Date of Completion

8-27-2017

Embargo Period

8-27-2017

Keywords

International Macroeconomics, Equity Home Bias, Consumption Risk Sharing, Exchange Rate Pass-Through

Major Advisor

Kanda Naknoi

Associate Advisor

Stephen Ross

Associate Advisor

Kai Zhao

Field of Study

Economics

Degree

Doctor of Philosophy

Open Access

Open Access

Abstract

My dissertation first studies the implication of household asset cross-holdings for consumption risk sharing of US and Japanese households. Given the previous evidence that finds income as a strong predictor of US households’ foreign stock holdings, I use income level to divide households into groups with different probabilities to hold foreign stocks and compare the groups’ consumption sensitivity to the deviation of their country’s GDP growth from a global average, as a measure of consumption risk sharing. My result for the two countries does not suggest that higher income households have a higher level of international risk sharing.

Income is shown in the literature to be a positive predictor of US households' stock holdings, but there is no previous evidence that establishes the same relationship for Japanese households. In Chapter 2, I further investigate Japanese households’ portfolio choice by performing a logit regression. I show that income is a weak predictor of asset cross-holdings, but total asset value, savings deposit, and business ownership are strong predictors of Japanese households’ foreign stock market participation.

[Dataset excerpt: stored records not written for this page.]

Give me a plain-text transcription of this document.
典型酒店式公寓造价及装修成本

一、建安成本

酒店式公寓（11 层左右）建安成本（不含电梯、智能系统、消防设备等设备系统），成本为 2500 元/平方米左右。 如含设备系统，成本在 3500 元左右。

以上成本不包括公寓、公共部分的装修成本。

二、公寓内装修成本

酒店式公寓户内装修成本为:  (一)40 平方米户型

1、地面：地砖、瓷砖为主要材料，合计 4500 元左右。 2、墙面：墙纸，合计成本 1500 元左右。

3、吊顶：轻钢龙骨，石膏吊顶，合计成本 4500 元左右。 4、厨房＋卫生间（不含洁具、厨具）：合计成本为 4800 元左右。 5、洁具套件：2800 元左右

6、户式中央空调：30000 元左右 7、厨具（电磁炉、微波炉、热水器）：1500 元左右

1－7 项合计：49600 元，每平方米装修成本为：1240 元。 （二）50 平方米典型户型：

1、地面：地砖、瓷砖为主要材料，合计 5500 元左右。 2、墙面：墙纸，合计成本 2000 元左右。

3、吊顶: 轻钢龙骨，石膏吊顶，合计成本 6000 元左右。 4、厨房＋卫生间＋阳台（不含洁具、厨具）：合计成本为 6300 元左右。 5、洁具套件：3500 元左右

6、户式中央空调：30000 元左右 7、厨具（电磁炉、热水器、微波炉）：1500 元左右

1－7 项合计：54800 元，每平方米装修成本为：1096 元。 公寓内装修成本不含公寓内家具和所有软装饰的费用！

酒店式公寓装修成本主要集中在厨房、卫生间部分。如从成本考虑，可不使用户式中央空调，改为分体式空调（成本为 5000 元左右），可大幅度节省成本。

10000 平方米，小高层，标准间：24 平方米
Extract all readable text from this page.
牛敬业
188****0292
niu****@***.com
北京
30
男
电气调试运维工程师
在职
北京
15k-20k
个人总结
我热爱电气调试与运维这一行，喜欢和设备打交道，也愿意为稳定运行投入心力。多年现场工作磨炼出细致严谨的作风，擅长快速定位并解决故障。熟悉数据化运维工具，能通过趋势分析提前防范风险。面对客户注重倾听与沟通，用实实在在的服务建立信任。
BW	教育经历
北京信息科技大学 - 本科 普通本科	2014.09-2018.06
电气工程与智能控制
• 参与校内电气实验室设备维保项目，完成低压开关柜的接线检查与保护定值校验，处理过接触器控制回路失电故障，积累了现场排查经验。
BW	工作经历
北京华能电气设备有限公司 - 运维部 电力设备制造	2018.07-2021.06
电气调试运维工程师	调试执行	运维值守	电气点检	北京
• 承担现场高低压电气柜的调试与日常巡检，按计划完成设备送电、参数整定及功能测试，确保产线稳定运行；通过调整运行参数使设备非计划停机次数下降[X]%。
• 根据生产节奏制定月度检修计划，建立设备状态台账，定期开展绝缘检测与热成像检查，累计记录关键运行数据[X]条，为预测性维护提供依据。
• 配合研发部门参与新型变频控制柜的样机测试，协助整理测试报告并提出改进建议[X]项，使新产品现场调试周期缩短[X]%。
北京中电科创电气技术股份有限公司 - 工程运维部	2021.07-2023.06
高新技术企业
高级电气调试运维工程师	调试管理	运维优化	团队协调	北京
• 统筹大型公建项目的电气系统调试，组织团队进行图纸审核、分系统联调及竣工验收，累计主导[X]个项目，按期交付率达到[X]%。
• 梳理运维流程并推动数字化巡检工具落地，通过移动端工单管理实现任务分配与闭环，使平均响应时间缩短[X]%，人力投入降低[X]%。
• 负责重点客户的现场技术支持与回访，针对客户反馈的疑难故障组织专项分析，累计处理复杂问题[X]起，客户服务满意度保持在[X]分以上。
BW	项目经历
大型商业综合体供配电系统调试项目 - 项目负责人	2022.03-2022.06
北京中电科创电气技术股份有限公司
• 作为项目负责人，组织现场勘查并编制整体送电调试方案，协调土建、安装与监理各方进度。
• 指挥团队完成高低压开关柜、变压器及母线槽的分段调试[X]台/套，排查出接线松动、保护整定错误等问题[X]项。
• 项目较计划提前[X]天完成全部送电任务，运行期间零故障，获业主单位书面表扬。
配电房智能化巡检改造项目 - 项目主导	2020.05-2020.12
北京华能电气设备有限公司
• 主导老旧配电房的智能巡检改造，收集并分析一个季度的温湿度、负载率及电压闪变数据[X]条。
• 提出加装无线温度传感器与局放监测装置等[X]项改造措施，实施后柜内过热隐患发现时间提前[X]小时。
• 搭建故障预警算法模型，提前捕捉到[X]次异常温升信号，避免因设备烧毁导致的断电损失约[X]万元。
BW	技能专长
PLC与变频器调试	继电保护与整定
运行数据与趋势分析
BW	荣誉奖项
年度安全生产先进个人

Chapter 3 focuses on a puzzle in previous studies on exporters’ pricing-to-market behavior which have significant estimates that are out of the reasonable range. Based on the latest theoretical development in the exchange rate pass-through literature, I test if the estimates are improved when competition from exporters from competing countries is controlled for. With imperfect measure in the control for competition, many out-of-range estimates disappear. Exporters in different industries respond to competitor's exchange rate shocks differently, with those who produce more homogeneous goods more likely to have a negative estimate.